What a minimal good card includes
Intended use (“a sentence-pair classifier fine-tuned for X”), the base model and data (“fine-tuned from bert-base-cased on the MRPC dataset”), and at least one limitation (“English only; reflects biases in its training data”). Even three honest lines beat an empty card. The point is that the next person can decide in thirty seconds whether your model fits their problem.

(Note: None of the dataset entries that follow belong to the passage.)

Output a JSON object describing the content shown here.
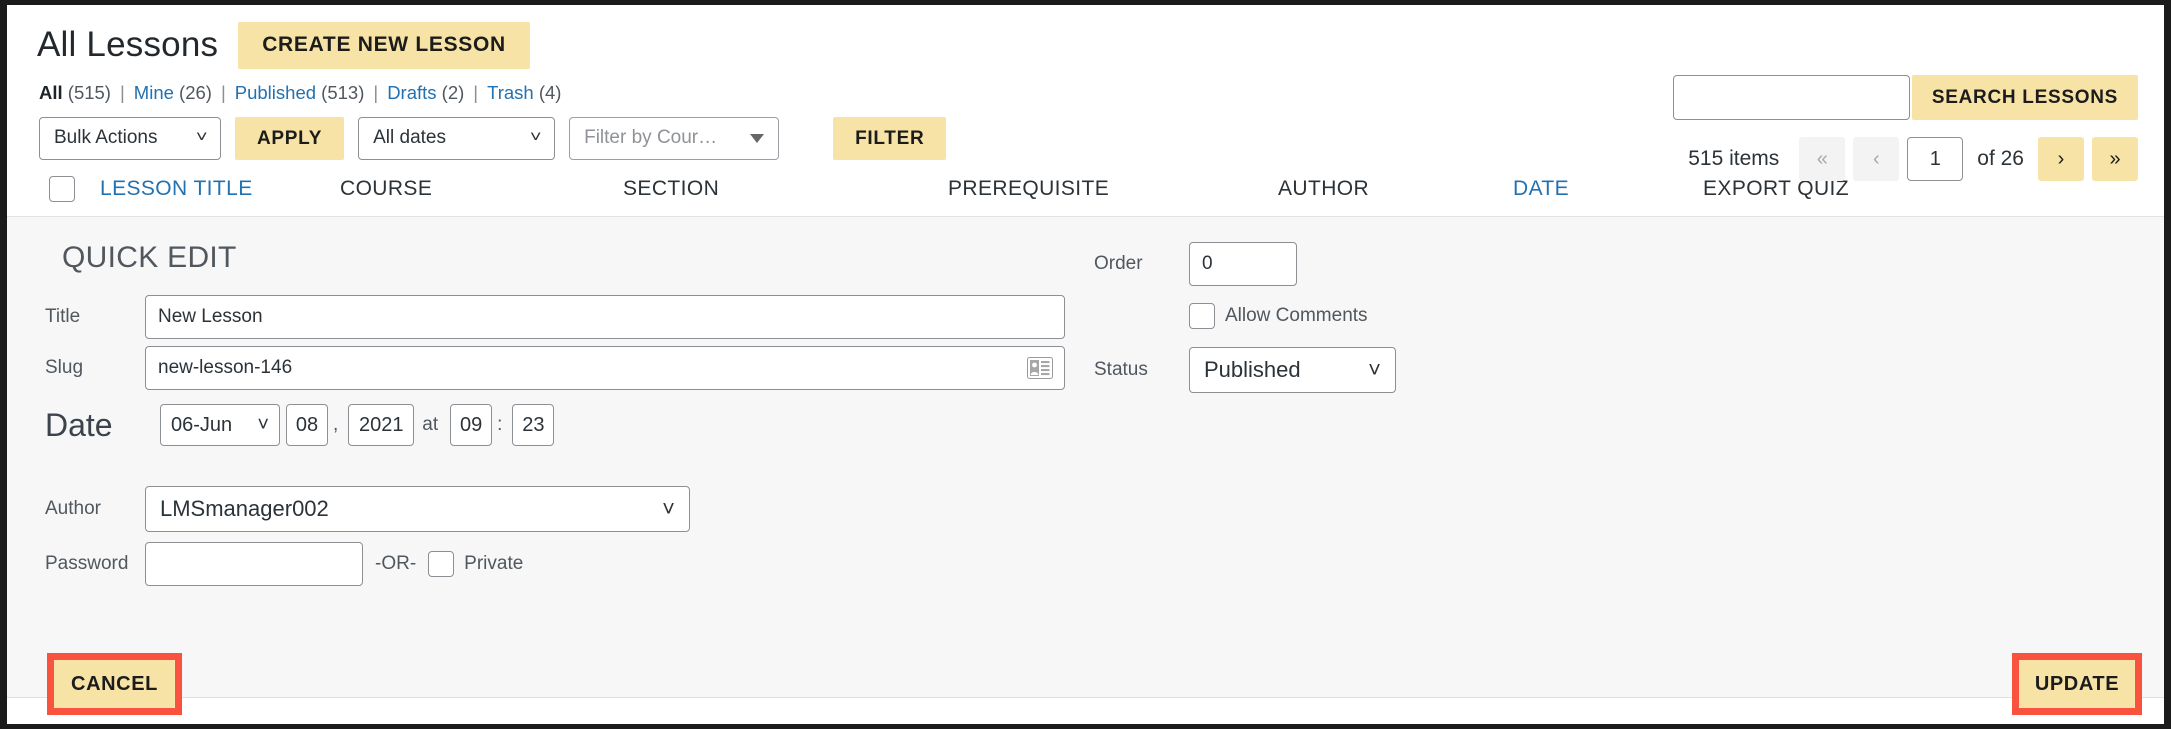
{
  "header": {
    "title": "All Lessons",
    "create_button": "CREATE NEW LESSON"
  },
  "status_links": [
    {
      "label": "All",
      "count": "(515)",
      "current": true
    },
    {
      "label": "Mine",
      "count": "(26)",
      "current": false
    },
    {
      "label": "Published",
      "count": "(513)",
      "current": false
    },
    {
      "label": "Drafts",
      "count": "(2)",
      "current": false
    },
    {
      "label": "Trash",
      "count": "(4)",
      "current": false
    }
  ],
  "separator": "|",
  "filters": {
    "bulk_actions": "Bulk Actions",
    "apply_button": "APPLY",
    "all_dates": "All dates",
    "course_filter_placeholder": "Filter by Cour…",
    "filter_button": "FILTER"
  },
  "search": {
    "value": "",
    "placeholder": "",
    "button": "SEARCH LESSONS"
  },
  "pagination": {
    "items_label": "515 items",
    "first": "«",
    "prev": "‹",
    "current_page": "1",
    "of_total": "of 26",
    "next": "›",
    "last": "»"
  },
  "table": {
    "columns": [
      {
        "label": "LESSON TITLE",
        "sortable": true
      },
      {
        "label": "COURSE",
        "sortable": false
      },
      {
        "label": "SECTION",
        "sortable": false
      },
      {
        "label": "PREREQUISITE",
        "sortable": false
      },
      {
        "label": "AUTHOR",
        "sortable": false
      },
      {
        "label": "DATE",
        "sortable": true
      },
      {
        "label": "EXPORT QUIZ",
        "sortable": false
      }
    ]
  },
  "quick_edit": {
    "heading": "QUICK EDIT",
    "title_label": "Title",
    "title_value": "New Lesson",
    "slug_label": "Slug",
    "slug_value": "new-lesson-146",
    "date_label": "Date",
    "date_month": "06-Jun",
    "date_day": "08",
    "date_comma": ",",
    "date_year": "2021",
    "date_at": "at",
    "date_hour": "09",
    "date_colon": ":",
    "date_minute": "23",
    "author_label": "Author",
    "author_value": "LMSmanager002",
    "password_label": "Password",
    "password_value": "",
    "or_text": "-OR-",
    "private_label": "Private",
    "order_label": "Order",
    "order_value": "0",
    "allow_comments_label": "Allow Comments",
    "status_label": "Status",
    "status_value": "Published",
    "cancel_button": "CANCEL",
    "update_button": "UPDATE"
  },
  "colors": {
    "accent_yellow": "#f7e3a5",
    "link_blue": "#2271b1",
    "highlight_red": "#f9533f",
    "panel_bg": "#f7f7f7"
  }
}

Part C (reasoning). A teammate pushes only model.push_to_hub(...) and you try to load and run it. What goes wrong, and what was missing?
What you should notice
You can load the model weights, but you have no tokenizer, so you cannot turn text into the input_ids the model needs, and any inference fails or silently uses a mismatched tokenizer. The fix is to push the tokenizer to the same repo. A model and its tokenizer are a pair; sharing one without the other ships something that cannot be run.
Flashcards
Section titled “Flashcards”Nine cards. Click any card to reveal the answer. Use the Print flashcards button to lay the set out one card per page for offline review.
Q. How do you authenticate to upload to the Hub?
notebook_login() from huggingface_hub in a notebook, or hf auth login in a terminal. You paste a token from your account settings; it is cached for later uploads.
Q. Easiest way to upload a Trainer-fine-tuned model?
Set push_to_hub=True in TrainingArguments (uploads as it saves), then call trainer.push_to_hub() at the end, which also generates a starter model card with hyperparameters and metrics.
Q. How do you push a model and tokenizer directly?
model.push_to_hub(‘name’) creates the repo and uploads model files; tokenizer.push_to_hub(‘name’) adds the tokenizer files to the same repo. Always push both.
Q. Why must you push the tokenizer with the model?
A model without its matching tokenizer is unusable: the next person needs the exact text-to-numbers conversion you trained with, or inference fails or mismatches.
Q. What are the three routes onto the Hub?
The push_to_hub API (easiest), the huggingface_hub library (create_repo, upload_file), and git plus git-lfs (barebones). They trade convenience for control.
Q. What files make up a usable model repo?
config.json (architecture/settings), the weights (large file, git-lfs), and tokenizer files (vocab, tokenizer_config.json, special-tokens map). Exactly what from_pretrained looks for.
Q. Why does the Hub use git-lfs?
Model weights are large binary files that plain git handles poorly. git-lfs (Git Large File Storage) tracks the big files; small JSON files use normal git. Higher-level tools do this split automatically.
Q. What is a model card, and where does it live?
The README.md at the repo root, in Markdown. It documents intended use, training data, strengths, limitations, and usage. It is the real deliverable: weights without a card are nearly useless to others.
Q. Why is sharing the engine of the ecosystem?
Almost every model you load exists because someone uploaded it. Sharing makes work versioned, loadable anywhere, and reusable; an honest model card is what makes it trustworthy, and trust is what the Hub runs on.